No es el principio que mueve al proceso de prevención ignorar esas verdades. No entiendo tanta obsesión con Nicoya, si no solo esa zona sísmica tenemos en el país. Igual que Nicoya, tiene que ocurrir otro terremoto en Cartago, similar al ocurrido el fatídico 4 de mayo de 1910. Y también tiene que ocurrir otro terremoto en Pérez Zeledón, o en Coronado, o en Tilarán, o en Tres Ríos, o en Limón o en cualquier otra parte del país. Sin embargo, no veo a nadie hablando en la prensa sobre los terremotos que igualmente se esperan en todos esos lugares que enumeré. ¡Parece mentira que la gente que aún tiene vivo el recuerdo de Cinchona, se extrañe que en Costa Rica tiemble y que coma cuento!

El saber cuándo ocurrirán sismos similares a los que anteriormente he recordado no es posible, por lo menos no dentro del estado actual del conocimiento científico. Ni en Estados Unidos, que siempre es puesto como ejemplo científico en el mundo, saben el día en que ocurrirá el grande que esperan para San Francisco.
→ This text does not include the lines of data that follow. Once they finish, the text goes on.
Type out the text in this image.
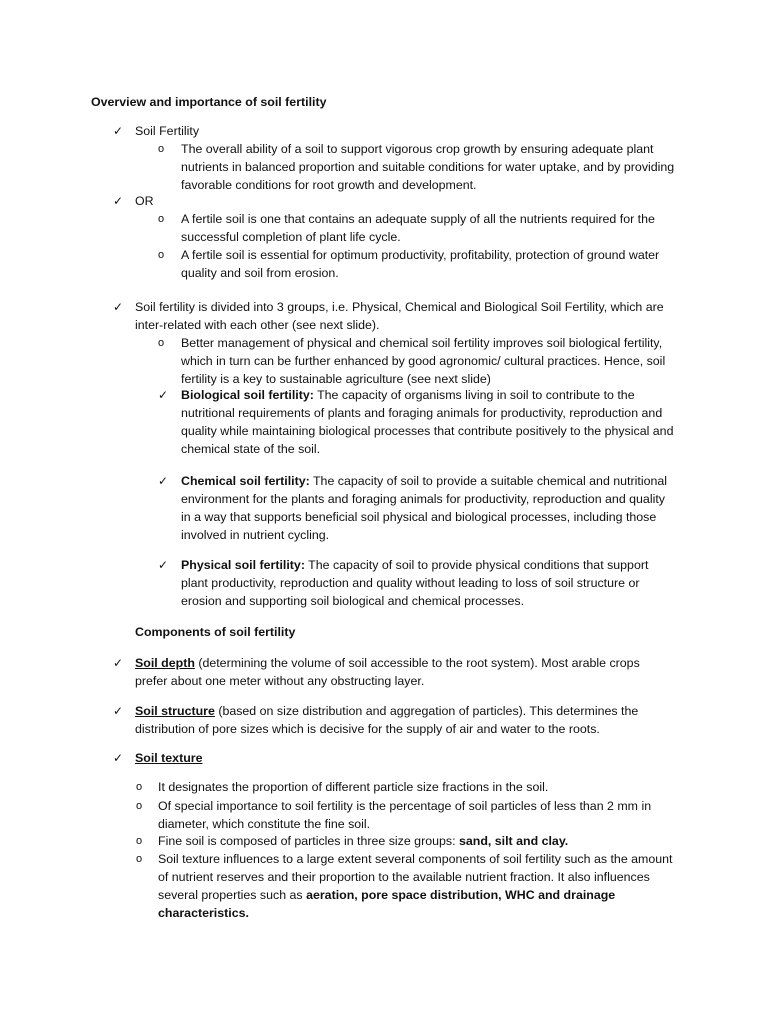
Overview and importance of soil fertility
✓ Soil Fertility
o The overall ability of a soil to support vigorous crop growth by ensuring adequate plant nutrients in balanced proportion and suitable conditions for water uptake, and by providing favorable conditions for root growth and development.
✓ OR
o A fertile soil is one that contains an adequate supply of all the nutrients required for the successful completion of plant life cycle.
o A fertile soil is essential for optimum productivity, profitability, protection of ground water quality and soil from erosion.
✓ Soil fertility is divided into 3 groups, i.e. Physical, Chemical and Biological Soil Fertility, which are inter-related with each other (see next slide).
o Better management of physical and chemical soil fertility improves soil biological fertility, which in turn can be further enhanced by good agronomic/ cultural practices. Hence, soil fertility is a key to sustainable agriculture (see next slide)
✓ Biological soil fertility: The capacity of organisms living in soil to contribute to the nutritional requirements of plants and foraging animals for productivity, reproduction and quality while maintaining biological processes that contribute positively to the physical and chemical state of the soil.
✓ Chemical soil fertility: The capacity of soil to provide a suitable chemical and nutritional environment for the plants and foraging animals for productivity, reproduction and quality in a way that supports beneficial soil physical and biological processes, including those involved in nutrient cycling.
✓ Physical soil fertility: The capacity of soil to provide physical conditions that support plant productivity, reproduction and quality without leading to loss of soil structure or erosion and supporting soil biological and chemical processes.
Components of soil fertility
✓ Soil depth (determining the volume of soil accessible to the root system). Most arable crops prefer about one meter without any obstructing layer.
✓ Soil structure (based on size distribution and aggregation of particles). This determines the distribution of pore sizes which is decisive for the supply of air and water to the roots.
✓ Soil texture
o It designates the proportion of different particle size fractions in the soil.
o Of special importance to soil fertility is the percentage of soil particles of less than 2 mm in diameter, which constitute the fine soil.
o Fine soil is composed of particles in three size groups: sand, silt and clay.
o Soil texture influences to a large extent several components of soil fertility such as the amount of nutrient reserves and their proportion to the available nutrient fraction. It also influences several properties such as aeration, pore space distribution, WHC and drainage characteristics.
Siempre comento con mis estudiantes cuando toca ver estos temas, que si yo fuera el alcalde de Nicoya, y me visita un grupo de científicos a decirme que por cálculos, que de por sí yo no entendería, determinaron que el terremoto ocurrirá dentro de cinco años, entonces les obsequiaría unos aperitivos y les diría al mejor estilo de un recordado expresidente “muchas gracias”. Otra cosa sería la que invadiría mi perturbada mente si esos mismos científicos me informan que no saben en qué fecha ocurrirá el sismo, pero que a raíz del terremoto se activarán deslizamientos en el cerro X que amenazarán la urbanización construida recientemente al pie del cerro; que el puente tal tendrá problemas en su vieja estructura porque, incluso, el suelo en ese punto mostrará altas aceleraciones. Además, el puente de marras es vital porque la carretera que lo contiene es la única que me permitirá evacuar rápidamente una comunidad costera que puede ser seriamente afectada por un probable tsunami que ocurrirá a raíz del sismo. Que varios edificios en la ciudad no resistirán el sismo por problemas de amplificación de ondas, licuefacción y decenas de etcéteras que debo tomar en cuenta para un adaptado desarrollo socioeconómico del cantón. En otras palabras, me están describiendo el escenario de riesgo que como Alcalde debo conocer y que quiera o no como autoridad me convierte en responsable de bajar los niveles de vulnerabilidad, sin importar cuando va a ocurrir o si va a ser más grande que otro.

Considero que seguir preocupados y en discusiones en la prensa por discutir si va a ocurrir o no es una terrible pérdida de tiempo, cuando ese mismo espacio de comunicación debe educar a la población mediante datos concretos sobre los escenarios de riesgo y qué cosas deben hacerse para reducirlo desde los hogares, la comunidad, los municipios y el Estado.

Los que de una u otra manera hemos estudiado la sismicidad del país somos responsables de que la población siga creyendo en sus científicos y que se prepare responsablemente para cuando en algún momento el sismo de Nicoya, de Cartago, de Pérez Zeledón, de Cinchona, de Coronado, de Tilarán, entre otros muchos, ocurran.

Escojamos: seguir en la necedad de conocer cuando van a ocurrir el sismo de Nicoya, o dedicarnos a establecer los escenarios de riesgo para los diferentes lugares expuestos a amenazas símicas en el país, con el fin de adaptarnos y reducir cada vez más el riesgo ante estos eventos naturales TAN COMUNES EN NUESTRO TERRITORIO.